We get asked a lot of questions about our snowdrops and here are our top 10 favourite answers and facts:

When do snowdrops flower?

  • According to the old proverb: “The snowdrop in purest white array, first rears her head on Candlemas Day.” (2 February)

Snowdrops at Easton Walled Gardens

How many species and varieties of snowdrop are there?

  • There are 18-19 species of Snowdrops (Galanthus) and more than 500 named varieties.

What do ‘Galanthus’ and ‘Snowdrop’ mean?

  • The Species name Galanthus comes from the Greek: ‘Gala’ meaning milk and ‘Anthos’ meaning flower.
  • In the 19 century, a Dr. Prior wrote that the common name cannot mean snowdrop since ‘snow is a dry powdery substance that cannot form a drop.’ (Was he also a train spotter in his spare time?)
  • It is more likely the name comes from the pearl drop earrings worn by women in the 16th and 17th centuries, as in the painting ‘The Girl with the Pearl Earring’

snowdrops with water at Easton Walled Gardens

How to grow snowdrops

  • The best way to divide snowdrops is to lift a group every second year as the leaves start to yellow in late spring; split all the bulbs and then plant them separately with a pinch of bonemeal in the hole.
  • The flower is formed in the bulb the previous March and waits nearly a whole year before pushing through the soil.
  • On a sunny day, snowdrops are highly scented and give off a honey smell. If you have enough plants the perfume will fill the garden.
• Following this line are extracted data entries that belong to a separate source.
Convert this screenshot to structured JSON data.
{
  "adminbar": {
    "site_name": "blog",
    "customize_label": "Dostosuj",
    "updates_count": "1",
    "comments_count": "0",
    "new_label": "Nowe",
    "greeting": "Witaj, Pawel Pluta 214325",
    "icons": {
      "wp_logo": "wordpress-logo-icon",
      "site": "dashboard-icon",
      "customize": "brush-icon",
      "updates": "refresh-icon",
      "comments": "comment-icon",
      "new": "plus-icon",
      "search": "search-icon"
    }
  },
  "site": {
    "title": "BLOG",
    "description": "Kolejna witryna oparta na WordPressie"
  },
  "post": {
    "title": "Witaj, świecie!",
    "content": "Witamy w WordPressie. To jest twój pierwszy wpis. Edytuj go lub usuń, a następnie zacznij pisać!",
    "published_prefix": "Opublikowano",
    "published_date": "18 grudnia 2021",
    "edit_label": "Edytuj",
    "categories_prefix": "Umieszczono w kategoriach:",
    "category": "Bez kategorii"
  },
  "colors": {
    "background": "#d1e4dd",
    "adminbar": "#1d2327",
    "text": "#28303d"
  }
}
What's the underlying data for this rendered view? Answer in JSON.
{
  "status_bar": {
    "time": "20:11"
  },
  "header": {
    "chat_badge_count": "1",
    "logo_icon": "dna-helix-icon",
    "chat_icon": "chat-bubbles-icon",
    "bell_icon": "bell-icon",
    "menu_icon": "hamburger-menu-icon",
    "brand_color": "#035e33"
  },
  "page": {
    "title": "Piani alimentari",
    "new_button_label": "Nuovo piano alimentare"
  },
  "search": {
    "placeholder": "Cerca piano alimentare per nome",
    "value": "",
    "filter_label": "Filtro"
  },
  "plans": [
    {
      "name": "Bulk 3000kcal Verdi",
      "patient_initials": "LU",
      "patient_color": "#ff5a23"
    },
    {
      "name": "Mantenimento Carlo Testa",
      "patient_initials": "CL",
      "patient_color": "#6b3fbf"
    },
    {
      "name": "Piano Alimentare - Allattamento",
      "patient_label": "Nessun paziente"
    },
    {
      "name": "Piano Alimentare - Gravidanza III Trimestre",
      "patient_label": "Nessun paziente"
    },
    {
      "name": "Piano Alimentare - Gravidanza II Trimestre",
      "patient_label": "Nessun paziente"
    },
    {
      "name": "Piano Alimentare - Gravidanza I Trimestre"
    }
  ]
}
Mix them with crocus, aconites and cyclamen coum for a colourful display.

Life saving properties

  • Snowdrops contain their own anti-freeze proteins. Snowdrop plants were harvested during the First World War to make anti-freeze for tanks.

Lady Elphinstone at Easton Walled Gardens

Collecting snowdrops

  • Snowdrop collectors and enthusiasts are called ‘Galanthophiles’ not to be confused with Snowdropping which is an entirely different type of fetish (apparently.)
  • Such is their enthusiasm that a single bulb Galanthus plicatus ‘Golden Fleece’ sold on ebay for £1,390 last year. The bulb had taken Joe Sharman 10 years to develop and was a record price for a snowdrop.